Building the docker image takes approximately 5 mins.

Setup

If container-based installation is not preferred you can also install this module from source using pip, or alternatively using the environment.yml file and conda (See below) For Python 3, you might have to use pip3 instead of pip

git clone https://github.com/EPFL-LCSB/remind.git /path/to/remind/python
pip install -e /path/to/remind

The installation process should not exceed a minute if the requirements are installed. If they are not, it might take longer as the installer installs them first. Please make sure you are installing it on your virtual environment activated with python 3.6. In case you run into an issue with swiglpk package (which is required by optlang) possible workaround is to install it via conda-forge.

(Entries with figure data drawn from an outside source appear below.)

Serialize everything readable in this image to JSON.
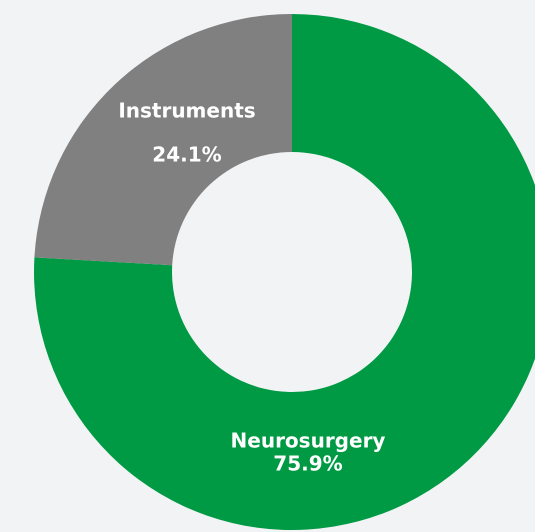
{
  "chart_data": {
    "type": "donut",
    "categories": [
      "Neurosurgery",
      "Instruments"
    ],
    "values": [
      75.9,
      24.1
    ],
    "value_labels": [
      "75.9%",
      "24.1%"
    ],
    "colors": [
      "#009a44",
      "#808080"
    ]
  }
}
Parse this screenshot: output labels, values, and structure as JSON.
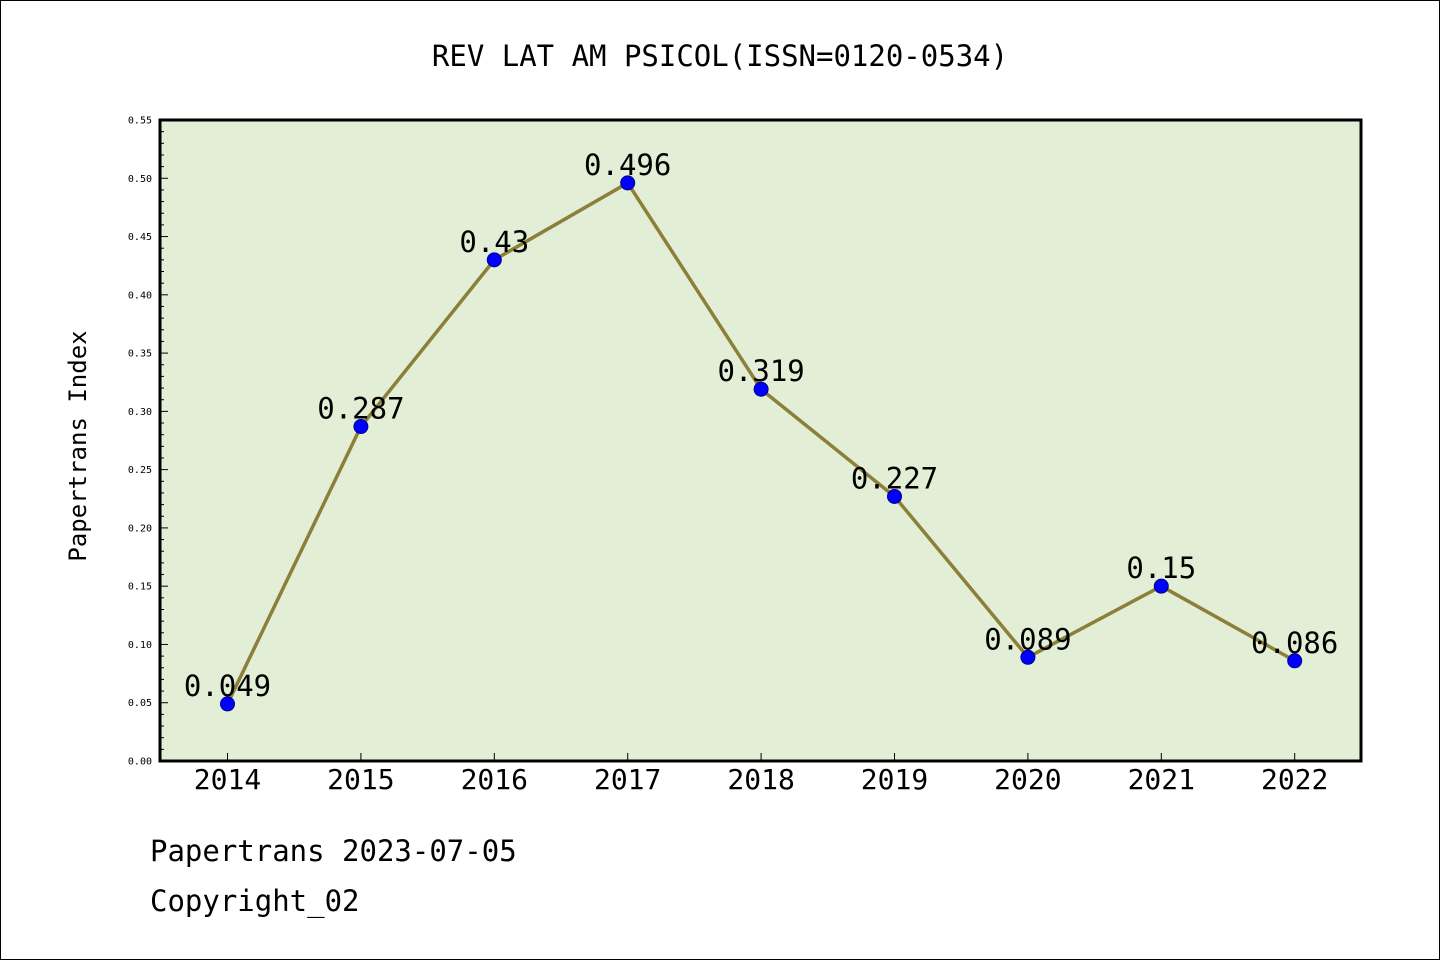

conda install conda-forge::swiglpk

Alternatively, we provide the environment.yml file, without cplex (as you need the license for this). Using this yml file and conda you can build the environment with all dependencies to run simulations.

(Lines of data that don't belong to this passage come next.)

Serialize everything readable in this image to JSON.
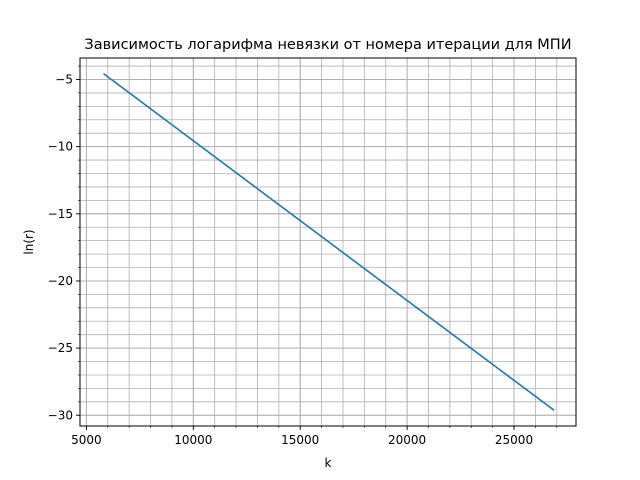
{
  "chart_data": {
    "type": "line",
    "title": "Зависимость логарифма невязки от номера итерации для МПИ",
    "xlabel": "k",
    "ylabel": "ln(r)",
    "xlim": [
      4700,
      27900
    ],
    "ylim": [
      -30.8,
      -3.4
    ],
    "x_ticks": [
      5000,
      10000,
      15000,
      20000,
      25000
    ],
    "x_tick_labels": [
      "5000",
      "10000",
      "15000",
      "20000",
      "25000"
    ],
    "y_ticks": [
      -5,
      -10,
      -15,
      -20,
      -25,
      -30
    ],
    "y_tick_labels": [
      "−5",
      "−10",
      "−15",
      "−20",
      "−25",
      "−30"
    ],
    "grid": "major and minor",
    "series": [
      {
        "color": "#1f77b4",
        "x": [
          5830,
          26850
        ],
        "y": [
          -4.6,
          -29.6
        ]
      }
    ]
  }
}
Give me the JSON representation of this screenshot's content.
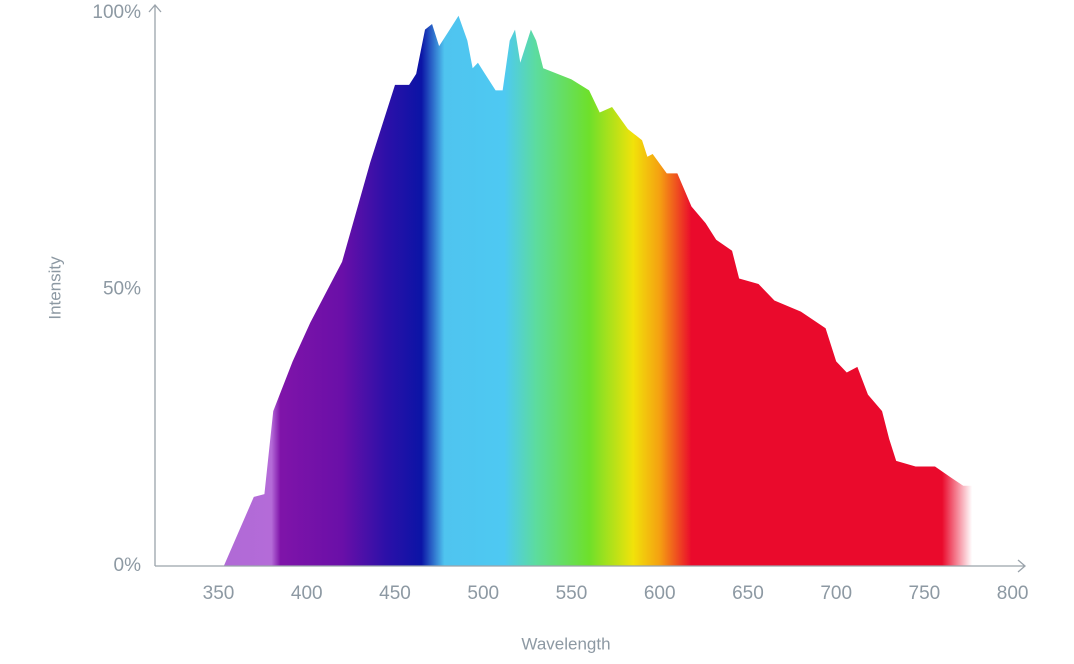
{
  "chart_data": {
    "type": "area",
    "x_label": "Wavelength",
    "y_label": "Intensity",
    "x": [
      353,
      370,
      376,
      381,
      392,
      402,
      420,
      436,
      450,
      458,
      462,
      467,
      471,
      475,
      481,
      486,
      491,
      494,
      497,
      501,
      507,
      511,
      515,
      518,
      521,
      524,
      527,
      530,
      534,
      550,
      560,
      566,
      573,
      582,
      590,
      593,
      596,
      604,
      610,
      618,
      626,
      632,
      641,
      645,
      656,
      665,
      680,
      694,
      700,
      706,
      712,
      718,
      726,
      730,
      734,
      745,
      756,
      765,
      772,
      777
    ],
    "values": [
      0,
      12.5,
      13,
      28,
      37,
      44,
      55,
      73,
      87,
      87,
      89,
      97,
      98,
      94,
      97,
      99.5,
      95,
      90,
      91,
      89,
      86,
      86,
      95,
      97,
      91,
      94,
      97,
      95,
      90,
      88,
      86,
      82,
      83,
      79,
      77,
      74,
      74.5,
      71,
      71,
      65,
      62,
      59,
      57,
      52,
      51,
      48,
      46,
      43,
      37,
      35,
      36,
      31,
      28,
      23,
      19,
      18,
      18,
      16,
      14.5,
      14.5
    ],
    "xlim": [
      314,
      807
    ],
    "ylim": [
      0,
      100
    ],
    "xticks": [
      350,
      400,
      450,
      500,
      550,
      600,
      650,
      700,
      750,
      800
    ],
    "yticks": [
      {
        "value": 0,
        "label": "0%"
      },
      {
        "value": 50,
        "label": "50%"
      },
      {
        "value": 100,
        "label": "100%"
      }
    ],
    "grid": false,
    "gradient": [
      {
        "x": 353,
        "color": "#b06ad6"
      },
      {
        "x": 380,
        "color": "#b46bd8"
      },
      {
        "x": 385,
        "color": "#7f14a9"
      },
      {
        "x": 420,
        "color": "#6a0fa8"
      },
      {
        "x": 445,
        "color": "#2c10a8"
      },
      {
        "x": 465,
        "color": "#0b14a6"
      },
      {
        "x": 478,
        "color": "#4fc4ef"
      },
      {
        "x": 512,
        "color": "#4ec9f2"
      },
      {
        "x": 530,
        "color": "#5cdc9e"
      },
      {
        "x": 560,
        "color": "#6ee02a"
      },
      {
        "x": 585,
        "color": "#f1e20a"
      },
      {
        "x": 600,
        "color": "#f5a011"
      },
      {
        "x": 618,
        "color": "#ea0a2c"
      },
      {
        "x": 760,
        "color": "#ea0a2c"
      },
      {
        "x": 777,
        "color": "#ffffff"
      }
    ]
  }
}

conda env create -f environment.yml -n remind_test
conda activate remind_test

The installation process should not exceed a minute if the requirements are installed. If not it should take approximately 5 minutes. Please then install your solver of preference (e.g. cplex) to your environment as described above.

Quick start - Demo

As a demo following examples can be run for the 2-member honeybee gut community after building the environment or inside the docker This tutorial aims to show the step to use our framework. Can be adapted to any community with the desired extracellular environment. As mentioned above in these scripts most data is saved as .h5 binary files. For this you will need hdf files downloaded if you are running inside docker. You can find the instructions in instructions_hdf5.txt file. Or change the storing in the scripts get_dimes_tutorial.py build_community_model_from_dimes_tutorial.py and run_ilp_tutorial_community_model.py from "to_hdf" to another format (e.g. csv) "to_csv".

cd /
cd remind/projects/tutorial/

First get the DiMEs for both members by running the following bash script. Number of alternatives are limited to 10 for tutorial purposes can be changed inside the get_dimes_tutorial.py script. script get_dimes_tutorial.py by modifying the max_alternative. The time to generate alternatives for each yield regime should take around 1-2 minutes for 10 alternatives. In total running the bash file for 10 biomass yield regimes for two models should take around 20 minutes. You can comment in the bash file to generate only for certain biomass yields.

./bash_tutorial_dimes.sh

After generating the DiMEs merge the DiMEs and build the community model and save it with the following script inside Ipython. Generating the community model should take around 2-5 minutes.

ipython
run build_community_model_from_dimes_tutorial.py

The next step is to use the built community model and reconstruct the interaction networks with a user defined objective function via the ILP formulation. For this you can refer to the run_ilp_tutorial_community_model.py script. for various objective functions. To run for the indicated objective functions run the following bash script, which runs for three different objective functions, and generates alternative patters based on different integer cuts, which is commented in the bash file. For each run the simulation takes around 2-10 minutes depending on the objective funciton (e.g. depending on the number of alternatives to exhaust)

./bash_tutorial_ilp.sh

After running the ILP for various objective functions you can analyse the data inside Ipython, this step should take less than a minute.

ipython
run analysis_ilp_solutions_tutorial.py
#check the alternative maximal cooperation patterns
print(frame_int_coop.pos_int)
#check the alternative minimal competition patterns
print(frame_int_comp.neg_int)
#check the alternative minimal environments
print(frame_int_abiot.abiotic)

Reproduction of Results

To then generate the figures in the manuscript you can check the scripts inside the figures subfolder.

License

The software in this repository is put under an APACHE licensing scheme - please see the LICENSE file for more details.